Anita: As I said before, credentials open a lot of doors. It is also the case that education teaches you fundamentals that apply to many different problems you will have to address. It teaches you ways of thinking and dealing with many problems and situations. However, it can sometimes be a bit too abstract -- though we are trying to change that. I was glad to have had some experience in the real world when I went back to school. I had a bit of an understanding of why I was doing all the studying. So both are really important. I know computer science Ph.D.s who couldn't program their way out a paper bag. But I also know people who are frustrated at their limited advancement because they didn't get a degree.

guest-GG says: What are your hopes for the future of the Women in Technology Institute?
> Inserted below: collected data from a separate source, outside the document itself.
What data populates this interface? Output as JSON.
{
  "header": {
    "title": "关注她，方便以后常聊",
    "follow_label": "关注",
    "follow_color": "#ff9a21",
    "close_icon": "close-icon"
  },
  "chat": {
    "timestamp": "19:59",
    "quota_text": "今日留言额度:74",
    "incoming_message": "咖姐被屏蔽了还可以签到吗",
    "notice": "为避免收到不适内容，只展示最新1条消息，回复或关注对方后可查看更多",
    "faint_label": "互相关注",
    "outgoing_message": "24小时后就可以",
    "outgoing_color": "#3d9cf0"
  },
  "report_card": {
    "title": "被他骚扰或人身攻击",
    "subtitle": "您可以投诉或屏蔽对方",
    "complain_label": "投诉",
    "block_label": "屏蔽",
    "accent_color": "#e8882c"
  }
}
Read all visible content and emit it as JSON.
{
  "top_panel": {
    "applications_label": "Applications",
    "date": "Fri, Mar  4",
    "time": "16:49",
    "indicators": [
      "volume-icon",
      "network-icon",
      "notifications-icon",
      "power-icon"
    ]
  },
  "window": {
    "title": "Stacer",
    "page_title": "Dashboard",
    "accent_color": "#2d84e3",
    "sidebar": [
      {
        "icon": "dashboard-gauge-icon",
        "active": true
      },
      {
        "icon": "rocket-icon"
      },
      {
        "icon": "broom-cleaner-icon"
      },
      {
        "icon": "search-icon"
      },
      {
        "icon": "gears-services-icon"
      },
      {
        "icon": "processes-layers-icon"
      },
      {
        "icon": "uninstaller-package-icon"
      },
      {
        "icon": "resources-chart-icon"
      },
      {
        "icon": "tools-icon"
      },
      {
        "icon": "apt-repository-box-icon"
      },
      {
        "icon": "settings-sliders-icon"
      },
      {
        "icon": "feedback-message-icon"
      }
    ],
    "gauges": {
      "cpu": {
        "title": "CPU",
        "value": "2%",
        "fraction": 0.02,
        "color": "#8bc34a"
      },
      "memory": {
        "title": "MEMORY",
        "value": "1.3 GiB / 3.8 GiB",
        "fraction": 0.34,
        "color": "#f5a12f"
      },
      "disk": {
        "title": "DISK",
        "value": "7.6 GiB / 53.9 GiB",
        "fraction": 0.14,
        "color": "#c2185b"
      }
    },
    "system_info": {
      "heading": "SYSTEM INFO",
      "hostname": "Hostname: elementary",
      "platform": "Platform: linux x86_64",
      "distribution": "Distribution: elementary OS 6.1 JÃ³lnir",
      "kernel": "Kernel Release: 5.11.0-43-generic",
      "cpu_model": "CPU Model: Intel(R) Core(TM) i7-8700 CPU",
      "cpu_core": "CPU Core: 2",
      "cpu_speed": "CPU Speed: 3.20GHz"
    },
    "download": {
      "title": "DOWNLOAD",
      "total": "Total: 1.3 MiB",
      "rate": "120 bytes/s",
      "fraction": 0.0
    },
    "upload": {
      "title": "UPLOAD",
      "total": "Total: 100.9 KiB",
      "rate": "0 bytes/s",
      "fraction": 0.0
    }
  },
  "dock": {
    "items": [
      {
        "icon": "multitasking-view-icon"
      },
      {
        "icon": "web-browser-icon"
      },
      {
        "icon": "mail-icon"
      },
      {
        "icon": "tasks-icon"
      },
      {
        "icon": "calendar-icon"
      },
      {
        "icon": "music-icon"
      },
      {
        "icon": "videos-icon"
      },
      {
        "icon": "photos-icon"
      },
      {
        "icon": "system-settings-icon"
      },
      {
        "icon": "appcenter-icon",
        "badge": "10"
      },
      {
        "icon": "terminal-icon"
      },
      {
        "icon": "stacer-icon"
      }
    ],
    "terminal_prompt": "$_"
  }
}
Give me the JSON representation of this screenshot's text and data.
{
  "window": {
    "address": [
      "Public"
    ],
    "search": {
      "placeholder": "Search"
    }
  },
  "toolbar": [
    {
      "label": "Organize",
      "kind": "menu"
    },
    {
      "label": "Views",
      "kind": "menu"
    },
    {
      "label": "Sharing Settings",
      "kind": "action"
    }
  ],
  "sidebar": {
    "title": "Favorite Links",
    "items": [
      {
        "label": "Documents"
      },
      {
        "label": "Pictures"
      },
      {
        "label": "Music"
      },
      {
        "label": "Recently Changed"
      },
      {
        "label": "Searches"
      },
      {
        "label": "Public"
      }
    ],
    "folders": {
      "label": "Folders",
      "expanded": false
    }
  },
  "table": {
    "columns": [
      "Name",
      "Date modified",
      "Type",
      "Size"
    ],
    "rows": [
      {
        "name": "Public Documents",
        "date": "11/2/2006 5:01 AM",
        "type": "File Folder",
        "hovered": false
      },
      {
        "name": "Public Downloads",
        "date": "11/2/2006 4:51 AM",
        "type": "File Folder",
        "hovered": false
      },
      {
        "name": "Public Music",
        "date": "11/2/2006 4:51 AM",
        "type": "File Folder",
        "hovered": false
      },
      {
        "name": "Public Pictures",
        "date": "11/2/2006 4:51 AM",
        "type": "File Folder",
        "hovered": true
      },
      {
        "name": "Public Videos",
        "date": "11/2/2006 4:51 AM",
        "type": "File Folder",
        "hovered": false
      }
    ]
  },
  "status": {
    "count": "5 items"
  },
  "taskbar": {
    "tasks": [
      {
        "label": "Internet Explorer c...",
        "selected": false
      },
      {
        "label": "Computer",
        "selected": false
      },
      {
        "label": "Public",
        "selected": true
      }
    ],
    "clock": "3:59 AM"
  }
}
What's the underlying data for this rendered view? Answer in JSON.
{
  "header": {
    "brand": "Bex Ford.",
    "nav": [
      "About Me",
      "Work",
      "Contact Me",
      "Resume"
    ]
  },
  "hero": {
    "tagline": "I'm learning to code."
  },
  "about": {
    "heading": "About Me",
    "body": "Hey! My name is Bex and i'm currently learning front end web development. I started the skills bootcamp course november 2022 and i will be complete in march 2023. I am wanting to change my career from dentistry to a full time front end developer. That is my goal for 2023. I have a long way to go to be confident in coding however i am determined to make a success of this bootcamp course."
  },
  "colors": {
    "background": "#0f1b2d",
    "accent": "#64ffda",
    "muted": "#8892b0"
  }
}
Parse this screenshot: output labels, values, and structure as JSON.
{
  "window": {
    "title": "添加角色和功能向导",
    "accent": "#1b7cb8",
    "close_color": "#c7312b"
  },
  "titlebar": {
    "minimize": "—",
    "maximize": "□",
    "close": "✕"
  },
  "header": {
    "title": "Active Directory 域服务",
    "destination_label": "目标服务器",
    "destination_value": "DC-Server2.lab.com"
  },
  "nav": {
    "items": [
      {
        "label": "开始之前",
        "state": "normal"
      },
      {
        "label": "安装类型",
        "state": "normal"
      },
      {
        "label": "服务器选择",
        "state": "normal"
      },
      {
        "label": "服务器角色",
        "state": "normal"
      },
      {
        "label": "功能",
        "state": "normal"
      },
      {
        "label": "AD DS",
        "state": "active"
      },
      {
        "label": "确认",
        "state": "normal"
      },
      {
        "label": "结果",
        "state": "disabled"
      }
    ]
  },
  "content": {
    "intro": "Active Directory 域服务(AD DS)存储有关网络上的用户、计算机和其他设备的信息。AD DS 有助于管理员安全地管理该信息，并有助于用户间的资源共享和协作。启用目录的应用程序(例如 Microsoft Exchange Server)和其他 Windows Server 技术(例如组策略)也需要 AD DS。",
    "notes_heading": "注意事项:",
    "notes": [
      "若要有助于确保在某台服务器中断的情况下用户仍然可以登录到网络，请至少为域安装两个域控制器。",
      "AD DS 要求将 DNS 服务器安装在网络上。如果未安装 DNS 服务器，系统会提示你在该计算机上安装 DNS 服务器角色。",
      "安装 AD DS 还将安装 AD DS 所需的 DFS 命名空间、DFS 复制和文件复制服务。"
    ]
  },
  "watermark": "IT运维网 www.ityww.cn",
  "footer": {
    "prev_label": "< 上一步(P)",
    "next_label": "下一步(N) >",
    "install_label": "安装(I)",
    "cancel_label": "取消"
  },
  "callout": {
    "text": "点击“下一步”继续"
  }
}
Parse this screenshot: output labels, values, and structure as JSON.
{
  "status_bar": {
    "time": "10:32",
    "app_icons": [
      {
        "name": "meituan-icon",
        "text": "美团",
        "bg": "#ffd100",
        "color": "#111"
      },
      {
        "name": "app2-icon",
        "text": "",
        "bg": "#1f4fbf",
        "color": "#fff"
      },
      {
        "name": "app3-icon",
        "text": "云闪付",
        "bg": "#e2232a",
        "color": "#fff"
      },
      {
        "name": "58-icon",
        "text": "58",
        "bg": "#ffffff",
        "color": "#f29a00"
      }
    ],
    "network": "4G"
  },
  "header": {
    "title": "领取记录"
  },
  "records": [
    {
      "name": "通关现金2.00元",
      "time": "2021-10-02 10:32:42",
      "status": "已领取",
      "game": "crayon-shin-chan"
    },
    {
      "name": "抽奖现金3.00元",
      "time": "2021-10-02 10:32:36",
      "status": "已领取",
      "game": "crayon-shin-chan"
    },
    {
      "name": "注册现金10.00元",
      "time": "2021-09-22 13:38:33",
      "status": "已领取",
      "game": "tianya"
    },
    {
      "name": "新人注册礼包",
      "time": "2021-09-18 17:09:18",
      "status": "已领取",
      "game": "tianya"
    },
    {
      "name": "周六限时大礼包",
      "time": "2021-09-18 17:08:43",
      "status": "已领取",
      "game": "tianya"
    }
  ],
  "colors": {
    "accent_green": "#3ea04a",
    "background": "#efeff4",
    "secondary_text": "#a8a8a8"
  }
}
Anita: Let me stress that it is Women AND technology. I make this a point because it relates very much to our hopes about IWT, not as any kind of put down. There are many ways that women can impact technology without being IN technology. We need both kinds of women. I want the Institute to become a world-class research lab as the center of a worldwide network of projects (academic and industrial) that bring women's perspective to technology. This is critical if the technology of the future is to have a positive impact on ALL women's lives -- women in Silicon Valley, women in Africa, women in the developing communities of the developed world.

guest-Joannie says: How did encouraging women to connect with the computing industry become so important to you?

Anita: I've been interested in woman's issues for a long time. I am very proud to call myself a feminist -- a person who believes that all people should have equal opportunities to contribute fully in the world. It was a natural combination of my interest in computing and my feminism to think about my female colleagues.

Moderator: What to you is the single most important asset a woman needs to make it in the techie world today? Is it enough to be a brain or is brawn necessary, too? (In the practical sense, of course. The old "Oh, she's too pushy" thing.)

Anita: Hmmm.... I think that focusing on a single thing would deny the incredible richness that women have to bring to technology. But a little "brawn" in a male-dominated world comes in pretty handy.

Moderator: LOL! Amen!

Siliconnoisseur514-guest says: In your opinion Anita, where are the best areas of the country to pursue IT careers at this time? Is the Silicon Valley still the #1 hotbed of IT, or is it losing some grounds to newcomers?

Anita: I think that Silicon Valley is still the leader just because of the density of people and ideas here. But the opportunity provided by the Internet could well change that. The one thing that Silicon Valley has in abundance is a "Go-For-It" attitude. It also has a culture in which an occasional failure is expected, so people are very willing to take risks. Not every culture gives people that kind of freedom.

Moderator: What passions/interest do you have outside of work? Or does work take up your all?

Anita: Work makes it a bit difficult to exercise my passion. But I love to travel, and my current work has enabled that. I love to go to tropical places, and my work has NOT enabled that, so most of my relaxation is gardening, working on my house, and mountain bike riding.

Moderator: What is your greatest career accomplishment?

Anita: That's a hard one. I am very proud of the current work at the Institute, but I am also very proud of the technology work I've done. The best is yet to come, so please… stay tuned!

Moderator: Unfortunately we are nearing the closing of today's event. Anita, do you have any closing comments or parting advice for us today?

Anita: Just that I would like to say being in technology is hard, but in the bigger picture, anything that is really worth doing in our lives --- stick with it. See if you can find ways to combine your vocation and your avocation, your intellect and your passion!

Moderator: Thank you all for joining us.

A special 'Thank You' to Anita Borg for chatting with us! It was such a pleasure!